Le Vif/L’Express: Quels sont les enjeux du troisième forum social mondial?

Bernard Duterme: Ils sont d’abord liés à l’actualité: la menace de guerre en Irak, l’hégémonie américaine, le changement politique au Brésil, la négociation de l’Accord général sur le commerce des services (AGS) au sein de l’Organisation mondiale du commerce (OMC), qui vise à élargir le champ du libre-échange aux secteurs de l’éducation et de la santé, par exemple. Mais les débats tourneront aussi sur l’avenir du mouvement altermondialiste, sur son efficacité interne, son rapport au monde politique et son enracinement dans les couches populaires.

Porto Alegre attire désormais de nombreux hommes politiques…

C’est vrai. Il y a quatre ans, on se poussait encore pour participer au sommet économique de Davos. Aujourd’hui, on se bouscule au portillon du forum social. Et Davos est devenu, comme le titrait récemment le quotidien Le Monde, « le forum des mal-aimés ». Très symbolique…

Le « mouvement des mouvements » paraît toujours aussi dispersé. Qu’est-ce qui le fédère ?

Des valeurs essentielles, comme la justice sociale, le respect de l’environnement, l’égalité entre hommes et femmes… Le dénominateur commun est très large et peut paraître flou. Le caractère hétérogène de ce vaste mouvement, qui en constitue à la fois la force, l’originalité et la fragilité, est au coeur du débat.

Les altermondialistes ne devront-il pas « atterrir », un jour, sur le terrain politique?

Probablement. Certains le souhaitent vivement et plaident pour une institutionnalisation du mouvement, la considérant comme une condition d’efficacité. D’autres redoutent toute définition et prédisent la fin de cette adhésion de masse hétéroclite en cas d’ancrage politique. Ils préfèrent continuer à vivre comme dans une auberge espagnole, en pariant sur une réinvention de la politique. Il faut dire que beaucoup de jeunes sont entrés dans ce mouvement par défiance vis-à-vis du monde politique traditionnel.
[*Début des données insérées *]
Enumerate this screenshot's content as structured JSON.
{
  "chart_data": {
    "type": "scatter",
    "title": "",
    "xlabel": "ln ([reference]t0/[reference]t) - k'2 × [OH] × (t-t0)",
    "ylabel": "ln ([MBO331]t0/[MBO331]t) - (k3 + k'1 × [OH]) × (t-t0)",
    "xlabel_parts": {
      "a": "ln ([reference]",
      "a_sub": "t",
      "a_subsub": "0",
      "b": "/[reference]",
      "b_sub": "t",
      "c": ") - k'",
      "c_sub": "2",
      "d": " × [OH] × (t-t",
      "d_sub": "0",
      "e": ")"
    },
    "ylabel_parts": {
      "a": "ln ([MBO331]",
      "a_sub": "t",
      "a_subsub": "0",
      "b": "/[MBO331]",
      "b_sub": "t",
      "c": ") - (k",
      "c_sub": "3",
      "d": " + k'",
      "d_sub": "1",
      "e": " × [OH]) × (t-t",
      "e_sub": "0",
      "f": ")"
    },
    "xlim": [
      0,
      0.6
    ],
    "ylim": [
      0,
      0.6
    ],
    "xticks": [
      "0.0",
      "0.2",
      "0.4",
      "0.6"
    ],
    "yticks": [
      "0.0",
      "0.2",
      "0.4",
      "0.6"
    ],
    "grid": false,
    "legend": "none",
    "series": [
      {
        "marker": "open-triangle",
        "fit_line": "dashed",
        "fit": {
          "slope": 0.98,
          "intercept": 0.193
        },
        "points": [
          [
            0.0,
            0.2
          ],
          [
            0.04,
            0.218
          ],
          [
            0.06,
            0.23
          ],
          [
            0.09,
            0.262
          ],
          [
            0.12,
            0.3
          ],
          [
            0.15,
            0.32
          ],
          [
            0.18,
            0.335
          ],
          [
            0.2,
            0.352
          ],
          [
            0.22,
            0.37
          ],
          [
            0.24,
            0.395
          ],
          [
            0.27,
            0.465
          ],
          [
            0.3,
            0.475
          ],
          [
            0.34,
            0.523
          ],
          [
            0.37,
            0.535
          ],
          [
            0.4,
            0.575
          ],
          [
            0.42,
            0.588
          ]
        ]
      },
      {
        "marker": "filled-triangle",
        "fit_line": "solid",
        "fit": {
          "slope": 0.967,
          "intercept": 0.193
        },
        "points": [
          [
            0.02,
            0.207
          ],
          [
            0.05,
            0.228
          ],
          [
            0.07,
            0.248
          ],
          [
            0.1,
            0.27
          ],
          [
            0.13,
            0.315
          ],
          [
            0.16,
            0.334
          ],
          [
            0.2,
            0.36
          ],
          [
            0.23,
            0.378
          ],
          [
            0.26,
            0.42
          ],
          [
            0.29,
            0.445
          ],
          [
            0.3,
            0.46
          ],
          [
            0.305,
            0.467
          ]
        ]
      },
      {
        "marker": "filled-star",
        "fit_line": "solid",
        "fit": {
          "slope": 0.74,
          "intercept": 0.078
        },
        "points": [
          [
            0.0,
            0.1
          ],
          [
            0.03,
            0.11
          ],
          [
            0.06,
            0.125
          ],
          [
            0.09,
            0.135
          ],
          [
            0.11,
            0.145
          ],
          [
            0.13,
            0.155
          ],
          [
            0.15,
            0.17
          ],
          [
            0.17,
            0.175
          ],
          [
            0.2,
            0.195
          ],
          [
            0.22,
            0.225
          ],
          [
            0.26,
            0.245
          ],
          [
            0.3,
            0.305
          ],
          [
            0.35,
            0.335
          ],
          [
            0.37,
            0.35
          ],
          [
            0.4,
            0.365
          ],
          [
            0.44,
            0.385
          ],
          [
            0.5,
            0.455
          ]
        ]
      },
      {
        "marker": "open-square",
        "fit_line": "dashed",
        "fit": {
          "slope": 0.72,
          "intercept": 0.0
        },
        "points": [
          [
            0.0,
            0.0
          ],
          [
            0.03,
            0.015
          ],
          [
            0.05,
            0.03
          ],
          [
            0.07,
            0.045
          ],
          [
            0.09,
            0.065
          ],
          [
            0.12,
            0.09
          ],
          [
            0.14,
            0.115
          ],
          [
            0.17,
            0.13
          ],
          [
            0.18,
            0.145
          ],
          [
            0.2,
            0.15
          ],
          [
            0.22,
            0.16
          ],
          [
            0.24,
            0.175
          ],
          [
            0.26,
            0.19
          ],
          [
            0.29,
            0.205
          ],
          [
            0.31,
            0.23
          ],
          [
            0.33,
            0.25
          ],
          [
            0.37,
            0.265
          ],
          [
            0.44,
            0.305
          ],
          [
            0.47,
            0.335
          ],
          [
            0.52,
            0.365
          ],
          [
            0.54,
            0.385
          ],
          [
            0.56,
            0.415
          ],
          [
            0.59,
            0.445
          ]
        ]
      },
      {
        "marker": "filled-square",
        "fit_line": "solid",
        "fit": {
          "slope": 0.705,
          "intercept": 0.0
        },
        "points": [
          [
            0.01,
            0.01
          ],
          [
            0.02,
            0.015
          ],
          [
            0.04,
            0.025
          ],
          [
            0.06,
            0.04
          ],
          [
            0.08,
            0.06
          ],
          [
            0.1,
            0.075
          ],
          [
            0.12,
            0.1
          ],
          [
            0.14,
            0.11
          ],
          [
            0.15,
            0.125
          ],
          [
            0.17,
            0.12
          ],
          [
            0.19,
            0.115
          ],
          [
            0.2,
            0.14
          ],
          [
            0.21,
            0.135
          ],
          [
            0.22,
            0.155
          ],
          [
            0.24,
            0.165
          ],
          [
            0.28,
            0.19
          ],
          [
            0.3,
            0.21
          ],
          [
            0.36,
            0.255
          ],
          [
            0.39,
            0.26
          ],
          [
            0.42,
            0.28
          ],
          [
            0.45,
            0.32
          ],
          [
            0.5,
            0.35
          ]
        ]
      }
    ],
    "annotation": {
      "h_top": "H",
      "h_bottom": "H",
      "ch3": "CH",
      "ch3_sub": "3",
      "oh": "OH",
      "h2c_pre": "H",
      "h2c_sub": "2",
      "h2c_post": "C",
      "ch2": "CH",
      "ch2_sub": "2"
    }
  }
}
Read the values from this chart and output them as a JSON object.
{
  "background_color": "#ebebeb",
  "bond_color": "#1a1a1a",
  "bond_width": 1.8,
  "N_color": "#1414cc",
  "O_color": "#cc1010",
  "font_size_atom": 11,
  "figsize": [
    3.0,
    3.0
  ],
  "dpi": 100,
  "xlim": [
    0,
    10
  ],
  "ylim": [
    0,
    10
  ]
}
La division du « mouvement » n’est-elle pas inéluctable?

Il y a des risques évidents de scission. Et pas seulement sur l’avenir politique de l’altermondialisme, mais aussi sur sa représentation, son leadership qui n’existe pas aujourd’hui. Mais la division est encore suffisamment crainte que pour ne pas se déclencher. La force du mouvement tient toujours à son union.

Si l’on devait faire un bilan: dans quel sens a évolué l’altermondialisme, ces derniers mois?
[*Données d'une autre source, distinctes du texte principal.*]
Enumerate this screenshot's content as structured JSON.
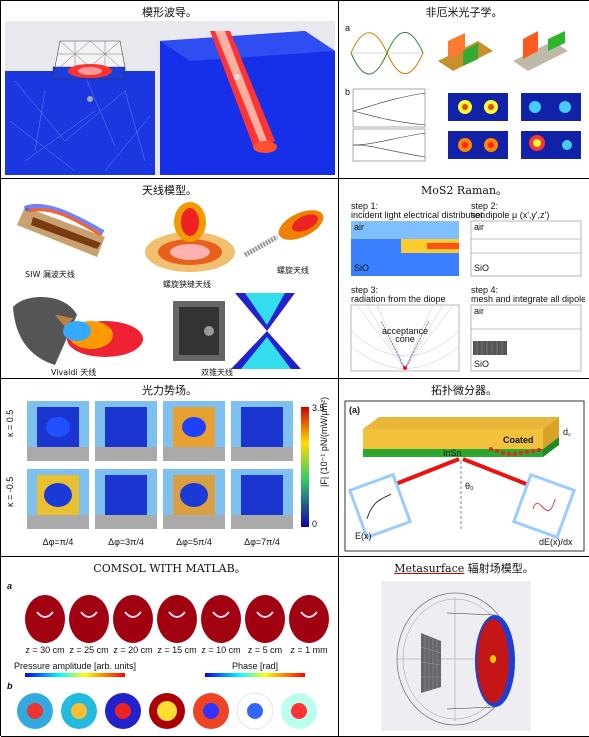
{
  "cells": [
    {
      "title": "模形波导。"
    },
    {
      "title": "非厄米光子学。"
    },
    {
      "title": "天线模型。"
    },
    {
      "title": "MoS2 Raman。"
    },
    {
      "title": "光力势场。"
    },
    {
      "title": "拓扑微分器。"
    },
    {
      "title": "COMSOL WITH MATLAB。"
    },
    {
      "title_highlight": "Metasurface",
      "title_rest": " 辐射场模型。"
    }
  ],
  "antenna": {
    "siw": "SIW 漏波天线",
    "spiral_slot": "螺旋狭缝天线",
    "helix": "螺旋天线",
    "vivaldi": "Vivaldi 天线",
    "biconical": "双锥天线"
  },
  "raman": {
    "step1": "step 1:",
    "step1_desc": "incident light electrical distribution",
    "step2": "step 2:",
    "step2_desc": "set dipole μ (x',y',z')",
    "step3": "step 3:",
    "step3_desc": "radiation from the diope",
    "step4": "step 4:",
    "step4_desc": "mesh and integrate all dipoles",
    "air": "air",
    "sio2": "SiO",
    "sio2_sub": "2",
    "acceptance": "acceptance",
    "cone": "cone"
  },
  "optical_force": {
    "rows": [
      "κ = 0.5",
      "κ = -0.5"
    ],
    "cols": [
      "Δφ=π/4",
      "Δφ=3π/4",
      "Δφ=5π/4",
      "Δφ=7π/4"
    ],
    "colorbar_top": "3.5",
    "colorbar_bottom": "0",
    "colorbar_label": "|F| (10⁻¹ pN/(mW/μm²))"
  },
  "topo": {
    "panel": "(a)",
    "coated": "Coated",
    "layer": "InSn",
    "theta": "θ₀",
    "dc": "d꜀",
    "ds": "d꜀",
    "ein": "E(x)",
    "eout": "dE(x)/dx"
  },
  "matlab": {
    "a": "a",
    "b": "b",
    "amp_label": "Pressure amplitude [arb. units]",
    "phase_label": "Phase [rad]",
    "z_labels": [
      "z = 30 cm",
      "z = 25 cm",
      "z = 20 cm",
      "z = 15 cm",
      "z = 10 cm",
      "z = 5 cm",
      "z = 1 mm"
    ]
  }
}
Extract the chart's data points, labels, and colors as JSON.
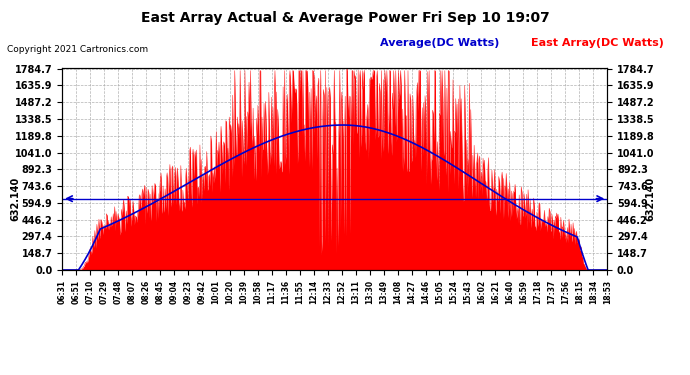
{
  "title": "East Array Actual & Average Power Fri Sep 10 19:07",
  "copyright": "Copyright 2021 Cartronics.com",
  "legend_average": "Average(DC Watts)",
  "legend_east": "East Array(DC Watts)",
  "yticks": [
    0.0,
    148.7,
    297.4,
    446.2,
    594.9,
    743.6,
    892.3,
    1041.0,
    1189.8,
    1338.5,
    1487.2,
    1635.9,
    1784.7
  ],
  "ymax": 1784.7,
  "ymin": 0.0,
  "hline_y": 632.14,
  "hline_label": "632.140",
  "bg_color": "#ffffff",
  "fill_color": "#ff0000",
  "avg_line_color": "#0000cc",
  "east_line_color": "#ff0000",
  "grid_color": "#aaaaaa",
  "title_color": "#000000",
  "copyright_color": "#000000",
  "time_labels": [
    "06:31",
    "06:51",
    "07:10",
    "07:29",
    "07:48",
    "08:07",
    "08:26",
    "08:45",
    "09:04",
    "09:23",
    "09:42",
    "10:01",
    "10:20",
    "10:39",
    "10:58",
    "11:17",
    "11:36",
    "11:55",
    "12:14",
    "12:33",
    "12:52",
    "13:11",
    "13:30",
    "13:49",
    "14:08",
    "14:27",
    "14:46",
    "15:05",
    "15:24",
    "15:43",
    "16:02",
    "16:21",
    "16:40",
    "16:59",
    "17:18",
    "17:37",
    "17:56",
    "18:15",
    "18:34",
    "18:53"
  ]
}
Pour le moment, le mouvement cherche encore à essaimer. Cette année, des forums sociaux ont été organisés à l’échelle continentale, en Inde, pour l’Asie, et en Ethiopie, pour l’Afrique. Des forums nationaux ont aussi vu le jour, notamment en Belgique. Et même des forums locaux, comme, bientôt, à Charleroi. Cette décentralisation permet de rallier les couches plus populaires, avec leurs luttes sociales et culturelles.

Le terme « altermondialiste » a encore du mal à s’imposer. Est-ce gênant?
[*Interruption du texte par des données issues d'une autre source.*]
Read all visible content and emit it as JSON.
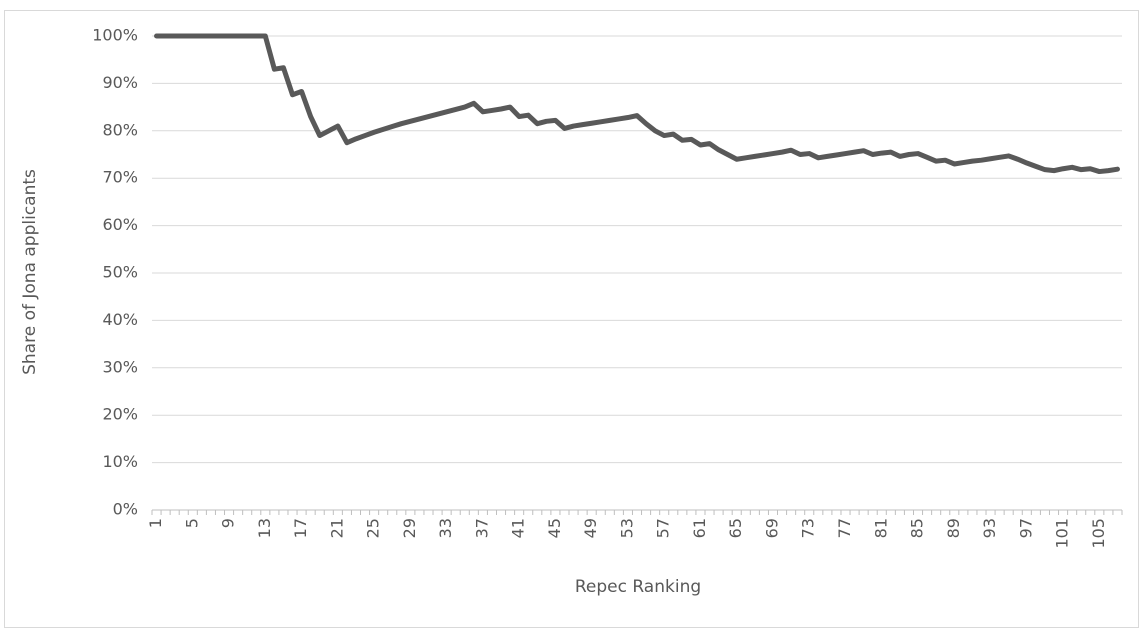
{
  "chart_data": {
    "type": "line",
    "x_label": "Repec Ranking",
    "y_label": "Share of Jona applicants",
    "categories": [
      "1",
      null,
      null,
      null,
      "5",
      null,
      null,
      null,
      "9",
      null,
      null,
      null,
      "13",
      null,
      null,
      null,
      "17",
      null,
      null,
      null,
      "21",
      null,
      null,
      null,
      "25",
      null,
      null,
      null,
      "29",
      null,
      null,
      null,
      "33",
      null,
      null,
      null,
      "37",
      null,
      null,
      null,
      "41",
      null,
      null,
      null,
      "45",
      null,
      null,
      null,
      "49",
      null,
      null,
      null,
      "53",
      null,
      null,
      null,
      "57",
      null,
      null,
      null,
      "61",
      null,
      null,
      null,
      "65",
      null,
      null,
      null,
      "69",
      null,
      null,
      null,
      "73",
      null,
      null,
      null,
      "77",
      null,
      null,
      null,
      "81",
      null,
      null,
      null,
      "85",
      null,
      null,
      null,
      "89",
      null,
      null,
      null,
      "93",
      null,
      null,
      null,
      "97",
      null,
      null,
      null,
      "101",
      null,
      null,
      null,
      "105",
      null,
      null
    ],
    "series": [
      {
        "color": "#595959",
        "values": [
          100,
          100,
          100,
          100,
          100,
          100,
          100,
          100,
          100,
          100,
          100,
          100,
          100,
          93,
          93.3,
          87.6,
          88.3,
          83,
          79,
          80,
          81,
          77.5,
          78.3,
          79,
          79.7,
          80.3,
          80.9,
          81.5,
          82,
          82.5,
          83,
          83.5,
          84,
          84.5,
          85,
          85.8,
          84,
          84.3,
          84.6,
          85,
          83,
          83.3,
          81.5,
          82,
          82.2,
          80.5,
          81,
          81.3,
          81.6,
          81.9,
          82.2,
          82.5,
          82.8,
          83.2,
          81.5,
          80,
          79,
          79.3,
          78,
          78.2,
          77,
          77.3,
          76,
          75,
          74,
          74.3,
          74.6,
          74.9,
          75.2,
          75.5,
          75.9,
          75,
          75.2,
          74.3,
          74.6,
          74.9,
          75.2,
          75.5,
          75.8,
          75,
          75.3,
          75.5,
          74.6,
          75,
          75.2,
          74.4,
          73.6,
          73.8,
          73,
          73.3,
          73.6,
          73.8,
          74.1,
          74.4,
          74.7,
          74,
          73.2,
          72.5,
          71.8,
          71.6,
          72,
          72.3,
          71.8,
          72,
          71.4,
          71.6,
          71.9
        ]
      }
    ],
    "ylim": [
      0,
      100
    ],
    "yticks": [
      {
        "value": 0,
        "label": "0%"
      },
      {
        "value": 10,
        "label": "10%"
      },
      {
        "value": 20,
        "label": "20%"
      },
      {
        "value": 30,
        "label": "30%"
      },
      {
        "value": 40,
        "label": "40%"
      },
      {
        "value": 50,
        "label": "50%"
      },
      {
        "value": 60,
        "label": "60%"
      },
      {
        "value": 70,
        "label": "70%"
      },
      {
        "value": 80,
        "label": "80%"
      },
      {
        "value": 90,
        "label": "90%"
      },
      {
        "value": 100,
        "label": "100%"
      }
    ],
    "grid": true
  }
}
Oui. Au Mexique, on parle même de « globalicofobicos »: ceux qui ont peur de la mondialisation. Or les altermondialistes ne sont ni « anti » ni angoissés. Ils ne sont pas non plus autarciques, nostalgiques ou repliés sur des identités homogènes. Ils veulent participer à la mondialisation via de vrais échanges. Cela dit, au-delà des termes qui persistent malgré eux, l’opinion publique semble de plus en plus favorable aux questions posées par les altermondialistes. Et, selon un sondage réalisé dans 47 pays par les organisateurs de Davos, les dirigeants d’entreprises perdent massivement la confiance du public, contrairement aux dirigeants d’ONG qui sont les seuls crédibles aux yeux d’une majorité (56%) des citoyens. C’est significatif.

Entretien: Thierry Denoël

A lire: Mondialisation des résistances, l’état des luttes en 2002, par Samir Amin et François Houtart, éditions L’Harmattan. Cet ouvrage collectif dresse un panorama intéressant de l’altermondialisme.